A/B testing is a key tool for marketers. Now big data analytics provider Globys has announced a new kind of big-scale, machine-learning testing that it says can increase mobile customer retention by ten percent or more by going beyond A/B testing.

Called Mobile Occasions, the company said its solution gives marketers new capabilities for experimentation and machine learning. It is intended to apply scientific methods to automatically test, adapt and scale marketing treatments.

Globys describes itself as a "big data analytics company that specializes in contextual marketing and reporting for telecom and financial service providers."


Up to 'A Hundred Million Users'

Olly Downs, chief scientist at Globys, told CMSWire the Mobile Occasions solution uses "unsupervised data exploration and pattern discovery techniques together with advanced experimental design [and] optimization methods to learn, keep track of and act upon individual customer behavior."

Mobile Occasions is different from marketing automation systems, Downs said, because it can scale "for a hundred million users," employing "individual behavioral profiles." He added that the solution "extends well beyond programmatic A/B testing" in that it allows for "permutations to go beyond what the humans designing the experiments can preconceive [and] then applies machine learning for automatic adaptation and optimization."

This can involve "thousands of combinations of landing pages, or call center scripts, or SMS communications, or in-app messages," he said, in contrast to marketing automation systems that are rule-based and "require marketer intervention."

Globys Mobile Occasions - Longitudinal Customer View.png

A Customer View of transactional data over time and the impact of marketing on behavior

'Automatically Learns'

"We’re talking about a system that automatically learns the right interactions based on how customers react," Olly told us, "and also takes into account long term related impacts -- for example, how a certain communication may influence behavior that may impact profitability, versus response rate alone."

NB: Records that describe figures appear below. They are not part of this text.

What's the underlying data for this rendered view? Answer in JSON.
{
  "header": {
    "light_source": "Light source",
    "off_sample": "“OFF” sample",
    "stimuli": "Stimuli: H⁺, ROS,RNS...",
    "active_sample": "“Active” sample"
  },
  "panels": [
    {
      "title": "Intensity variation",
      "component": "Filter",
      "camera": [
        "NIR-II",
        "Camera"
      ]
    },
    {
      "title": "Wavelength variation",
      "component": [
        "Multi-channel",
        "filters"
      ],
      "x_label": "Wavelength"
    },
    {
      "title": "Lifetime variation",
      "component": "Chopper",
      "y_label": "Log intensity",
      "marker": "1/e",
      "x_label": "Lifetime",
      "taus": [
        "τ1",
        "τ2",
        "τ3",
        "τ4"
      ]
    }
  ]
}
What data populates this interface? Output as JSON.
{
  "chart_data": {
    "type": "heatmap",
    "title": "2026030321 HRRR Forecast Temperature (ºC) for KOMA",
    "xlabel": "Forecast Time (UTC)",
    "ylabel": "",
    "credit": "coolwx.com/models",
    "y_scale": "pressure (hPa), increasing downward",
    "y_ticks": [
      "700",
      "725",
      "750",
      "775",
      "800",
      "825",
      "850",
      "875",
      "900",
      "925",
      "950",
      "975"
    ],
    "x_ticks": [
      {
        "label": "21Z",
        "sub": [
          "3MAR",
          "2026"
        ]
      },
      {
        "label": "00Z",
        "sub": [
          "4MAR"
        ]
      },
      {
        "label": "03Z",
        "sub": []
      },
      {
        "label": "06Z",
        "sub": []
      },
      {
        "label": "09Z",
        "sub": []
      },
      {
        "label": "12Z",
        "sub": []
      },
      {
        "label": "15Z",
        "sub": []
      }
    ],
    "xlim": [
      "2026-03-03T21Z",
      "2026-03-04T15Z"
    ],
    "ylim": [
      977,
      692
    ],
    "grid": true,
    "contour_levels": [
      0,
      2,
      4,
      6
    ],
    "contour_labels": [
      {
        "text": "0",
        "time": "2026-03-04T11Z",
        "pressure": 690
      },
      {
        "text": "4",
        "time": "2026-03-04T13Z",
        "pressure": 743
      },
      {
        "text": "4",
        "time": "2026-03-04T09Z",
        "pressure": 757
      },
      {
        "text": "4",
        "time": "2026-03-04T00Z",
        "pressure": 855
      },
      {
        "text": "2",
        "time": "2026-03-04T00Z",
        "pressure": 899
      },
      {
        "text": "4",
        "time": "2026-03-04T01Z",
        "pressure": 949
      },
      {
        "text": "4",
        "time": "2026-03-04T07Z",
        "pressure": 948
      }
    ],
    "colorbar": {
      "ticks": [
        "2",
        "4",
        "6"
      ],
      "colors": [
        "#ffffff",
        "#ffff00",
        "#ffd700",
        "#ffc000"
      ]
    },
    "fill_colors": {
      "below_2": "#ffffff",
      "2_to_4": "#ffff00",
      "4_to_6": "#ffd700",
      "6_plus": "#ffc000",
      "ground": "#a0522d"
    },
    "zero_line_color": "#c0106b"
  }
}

As one example, he envisioned a retailer launching a new product that wants "to know who the early adopters are, and who is most likely to tweet and tell all of their friends about it." Additionally, he said, they might want to ID the social influencers and determine how best to engage them "to drive viral promotion that accelerates adoption."

Similarly, a financial services provider might want to figure out how best to manage "each customer over their entire lifecycle." Driving certain behavior, such as buying, learning, or sharing, could involve incentives or, in some cases, no offer at all, he said.

3 Main Techniques

Three main techniques are employed:

  1.  In the Discovery phase, Mobile Occasions uses automated behavioral analytics to uncover insights.
  2. During Execution, the system provides new kinds of offers, messages, or contexts to see what is driving a specific action/behavior or to determine which marketing is no longer effective.
  3. Then, the Optimization Phase uses machine learning to tweak the performance.

How does their solution compare to, say, Google's marketing optimization?

Google "offers marketing optimization for online display advertising and search advertising only," Downs said, "and doesn’t provide rich tools for in-base marketing, beyond retargeting display and search ads." It is optimizing for short term responses, he said, such as CPM, cost per click, and, sometimes, Cost Per Action.

By contrast, he said, Mobile Occasions works on "orchestrating interactions with customers over days, weeks and months to affect long term improvements in engagement and retention of the customer." Its solution, he said, can go from testing ten messages to thousands in short cycles, and then testing personal communications – to tens of millions of customers, if need be.